Right now, there is no regulation that states what the upper or lower limits of the cabin temperature should be for planes. The current government guideline is that the cabin be no more than 5 degrees Fahrenheit warmer or cooler than the cockpit — but never states what range either temperature must stay within. Airlines each have their own operating standards that include monitoring cabin temperature, but they vary wildly and can still be unbearable, or worse — like when a 4-month-old baby dangerously overheated on a United Express plane stuck on the tarmac at Denver Airport (DEN) on a 90-degree day last year.
The AFA proposal, designed with input from American Society of Heating, Refrigerating and Air Conditioning Engineers, aircraft manufacturers, airlines, airline crews and passengers, would tell airlines to aim to keep their cabins between 65 degrees and 75 degrees, with a hard maximum of 80 degrees either in flight or on the ground. If in-flight entertainment is on, that temperature cap would be raised to 85 degrees.
"It's really absurd that we don't have these on the books already," Nelson said. "These need to be standards just like any other safety regulation."
Appeals to the general airline industry through the years have been dismissed or met with suspicion, Nelson said, so the union is asking the federal government to get involved.
"We're finding that we're just fighting the same battles over and over again," she said. "It's high time for the DOT to set standards for everyone."

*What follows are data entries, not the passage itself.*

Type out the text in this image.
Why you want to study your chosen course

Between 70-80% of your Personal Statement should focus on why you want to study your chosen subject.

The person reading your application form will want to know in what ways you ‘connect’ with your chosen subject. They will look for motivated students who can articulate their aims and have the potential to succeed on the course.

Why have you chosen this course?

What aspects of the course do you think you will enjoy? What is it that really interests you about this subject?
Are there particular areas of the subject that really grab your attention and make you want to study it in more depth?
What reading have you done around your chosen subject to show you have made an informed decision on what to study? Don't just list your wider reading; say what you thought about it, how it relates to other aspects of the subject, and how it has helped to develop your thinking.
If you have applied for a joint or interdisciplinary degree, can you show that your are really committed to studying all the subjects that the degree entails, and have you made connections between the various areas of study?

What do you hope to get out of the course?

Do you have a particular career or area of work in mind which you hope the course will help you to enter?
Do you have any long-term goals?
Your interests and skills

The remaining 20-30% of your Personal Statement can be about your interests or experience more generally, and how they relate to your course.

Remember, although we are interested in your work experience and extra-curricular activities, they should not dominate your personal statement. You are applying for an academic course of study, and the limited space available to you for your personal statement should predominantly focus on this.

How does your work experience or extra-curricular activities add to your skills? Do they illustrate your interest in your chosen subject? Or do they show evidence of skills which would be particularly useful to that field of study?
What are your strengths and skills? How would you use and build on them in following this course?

To bolster its case, the union has developed an app called 2Hot2Cold that allows airlines crews and passengers to log extreme temperatures in airplane cabins, and is distributing 60,000 thermometers to flight attendants around the country. Nelson said the app's logged more than 1,000 responses since it was rolled out last week, and that the union expects to publish its first round of results in late September or early October. (TPG editor-at-large Nick Ewen tried out the app on a recent flight and found it more comprehensive than he'd expected, but noted that it definitely required you to have a thermometer handy.)
The AFA's proposed changes have been submitted as a petition to the DOT but not yet opened up for public discussion. Spokespeople for the DOT and Federal Aviation Administration, which handles flight safety, didn't return calls for comment.